Modelling pathways of alpha-chymotrypsin activation and deactivation.

The conformational change of alpha-chymotrypsin from an inactive, chymotrypsinogen like structure at high pH to an active conformation around pH 8.5 is used here as a model system to generate possible pathways for the transition by use of two different theoretical methods. One method, the 'targeted molecular dynamics' algorithm (TMD) adds a constraint in the direction of the target to a molecular dynamics force field and gives two different paths, one for every direction of the reaction (Schlitter,J., Engels,M., Krüger,P.J., Mol. Graphics (1994) 12, 84-89). The second method, the 'self penalty walk' algorithm (SPW), refines an initially guessed path by minimizing the sum of the energies of its structures (Elber,R. and Karplus,M., Chem. Phys. Lett. (1987) 139, 375-380). Thus, starting from a linear path as a first approximation, it produces a reaction coordinate of the transition.

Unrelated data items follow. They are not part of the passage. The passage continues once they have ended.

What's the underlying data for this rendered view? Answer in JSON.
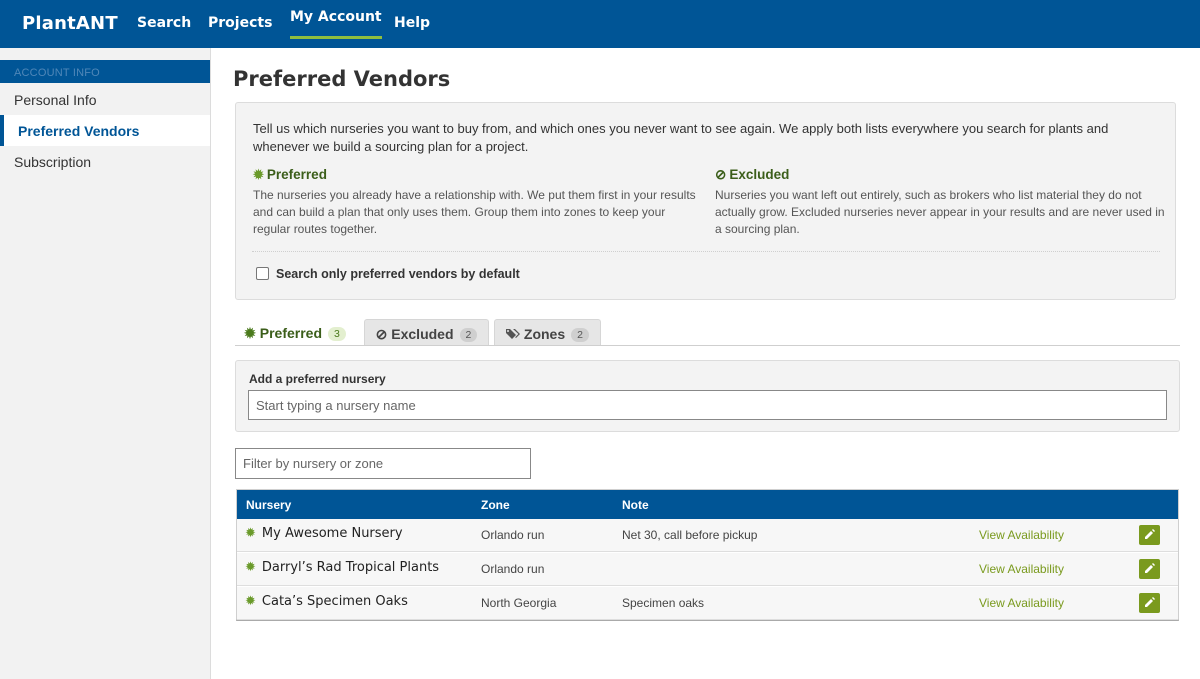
{
  "topnav": {
    "brand": "PlantANT",
    "items": [
      {
        "label": "Search"
      },
      {
        "label": "Projects"
      },
      {
        "label": "My Account"
      },
      {
        "label": "Help"
      }
    ]
  },
  "sidebar": {
    "section": "ACCOUNT INFO",
    "items": [
      {
        "label": "Personal Info"
      },
      {
        "label": "Preferred Vendors"
      },
      {
        "label": "Subscription"
      }
    ]
  },
  "page": {
    "title": "Preferred Vendors",
    "intro": "Tell us which nurseries you want to buy from, and which ones you never want to see again. We apply both lists everywhere you search for plants and whenever we build a sourcing plan for a project.",
    "preferred": {
      "icon": "gear-icon",
      "title": "Preferred",
      "text": "The nurseries you already have a relationship with. We put them first in your results and can build a plan that only uses them. Group them into zones to keep your regular routes together."
    },
    "excluded": {
      "icon": "ban-icon",
      "title": "Excluded",
      "text": "Nurseries you want left out entirely, such as brokers who list material they do not actually grow. Excluded nurseries never appear in your results and are never used in a sourcing plan."
    },
    "checkbox_label": "Search only preferred vendors by default",
    "checkbox_checked": false
  },
  "tabs": [
    {
      "label": "Preferred",
      "count": "3",
      "icon": "gear-icon"
    },
    {
      "label": "Excluded",
      "count": "2",
      "icon": "ban-icon"
    },
    {
      "label": "Zones",
      "count": "2",
      "icon": "tags-icon"
    }
  ],
  "add_nursery": {
    "label": "Add a preferred nursery",
    "placeholder": "Start typing a nursery name"
  },
  "filter": {
    "placeholder": "Filter by nursery or zone"
  },
  "table": {
    "headers": [
      "Nursery",
      "Zone",
      "Note"
    ],
    "action_label": "View Availability",
    "rows": [
      {
        "name": "My Awesome Nursery",
        "zone": "Orlando run",
        "note": "Net 30, call before pickup"
      },
      {
        "name": "Darryl’s Rad Tropical Plants",
        "zone": "Orlando run",
        "note": ""
      },
      {
        "name": "Cata’s Specimen Oaks",
        "zone": "North Georgia",
        "note": "Specimen oaks"
      }
    ]
  },
  "colors": {
    "primary": "#005596",
    "accent_green": "#7a9a1e",
    "nav_underline": "#8fbf3f"
  }
}
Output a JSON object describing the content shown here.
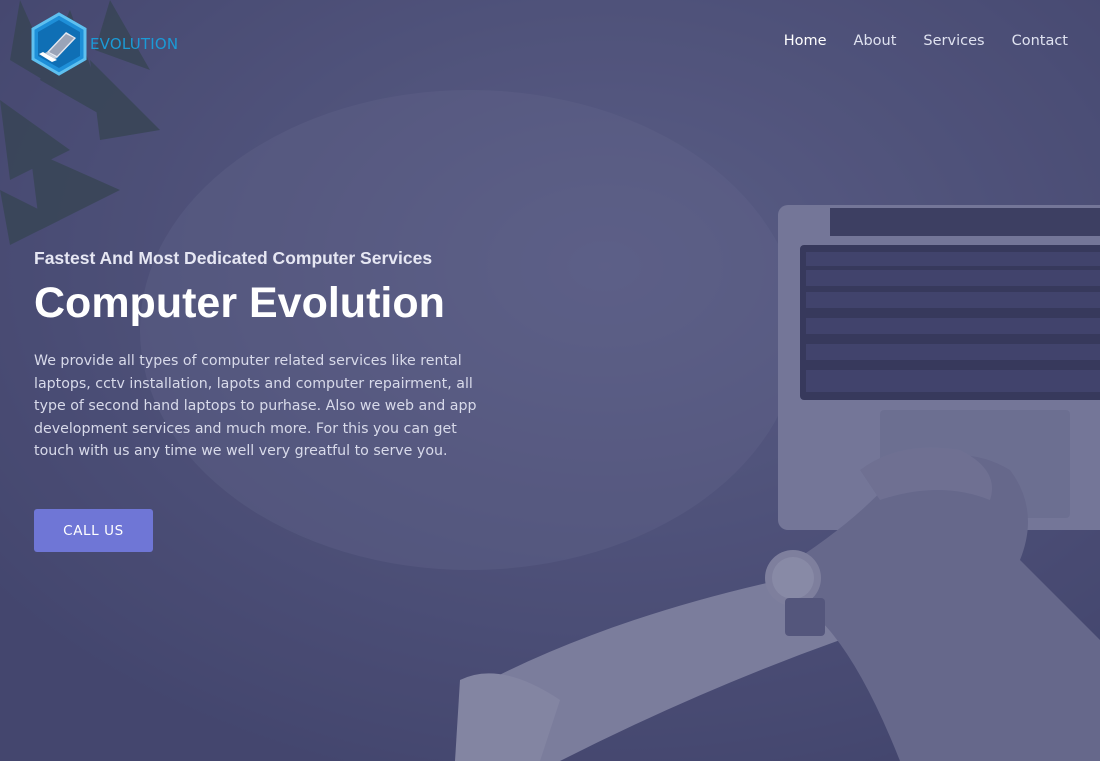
{
  "brand": {
    "logo_text": "EVOLUTION",
    "logo_icon": "laptop-hexagon-icon",
    "accent_color": "#1b9ad6"
  },
  "nav": {
    "items": [
      {
        "label": "Home",
        "active": true
      },
      {
        "label": "About",
        "active": false
      },
      {
        "label": "Services",
        "active": false
      },
      {
        "label": "Contact",
        "active": false
      }
    ]
  },
  "hero": {
    "subtitle": "Fastest And Most Dedicated Computer Services",
    "title": "Computer Evolution",
    "description": "We provide all types of computer related services like rental laptops, cctv installation, lapots and computer repairment, all type of second hand laptops to purhase. Also we web and app development services and much more. For this you can get touch with us any time we well very greatful to serve you.",
    "cta_label": "CALL US",
    "cta_color": "#6f76d6",
    "overlay_color": "#40426e"
  }
}
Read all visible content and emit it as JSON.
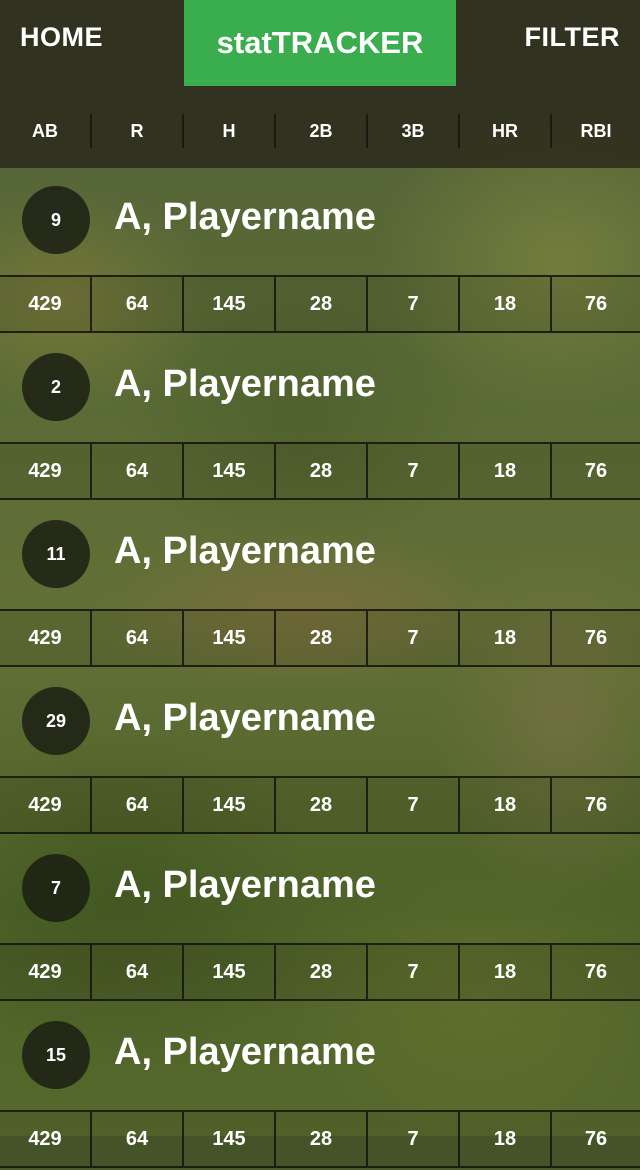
{
  "nav": {
    "home_label": "HOME",
    "title": "statTRACKER",
    "filter_label": "FILTER",
    "brand_color": "#3aad4e"
  },
  "columns": [
    "AB",
    "R",
    "H",
    "2B",
    "3B",
    "HR",
    "RBI"
  ],
  "players": [
    {
      "number": "9",
      "name": "A, Playername",
      "stats": [
        "429",
        "64",
        "145",
        "28",
        "7",
        "18",
        "76"
      ]
    },
    {
      "number": "2",
      "name": "A, Playername",
      "stats": [
        "429",
        "64",
        "145",
        "28",
        "7",
        "18",
        "76"
      ]
    },
    {
      "number": "11",
      "name": "A, Playername",
      "stats": [
        "429",
        "64",
        "145",
        "28",
        "7",
        "18",
        "76"
      ]
    },
    {
      "number": "29",
      "name": "A, Playername",
      "stats": [
        "429",
        "64",
        "145",
        "28",
        "7",
        "18",
        "76"
      ]
    },
    {
      "number": "7",
      "name": "A, Playername",
      "stats": [
        "429",
        "64",
        "145",
        "28",
        "7",
        "18",
        "76"
      ]
    },
    {
      "number": "15",
      "name": "A, Playername",
      "stats": [
        "429",
        "64",
        "145",
        "28",
        "7",
        "18",
        "76"
      ]
    }
  ]
}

The structures of the TMD and SPW paths are similar only in the beginning while the middle part of the SPW path links the two TMD branches. The activation of alpha-chymotrypsin in the TMD path starts with a movement of loop VII (residues 215-225), pulling on loop VI (residues 186-194). Then the side chain of Met192 turns to the surface and Ile16 approaches Asp194 to form a salt bridge. In the TMD deactivation path, loop VII also moves and pushes loop VI to the protein core. The Met192 side chain adopts three intermediate conformations, till the salt bridge Ile16-Asp194 is broken and loop VI rearranges to its final conformation. In the SPW pathway both the formation of the salt bridge and the movement of Met192 happen simultaneously between two consecutive steps.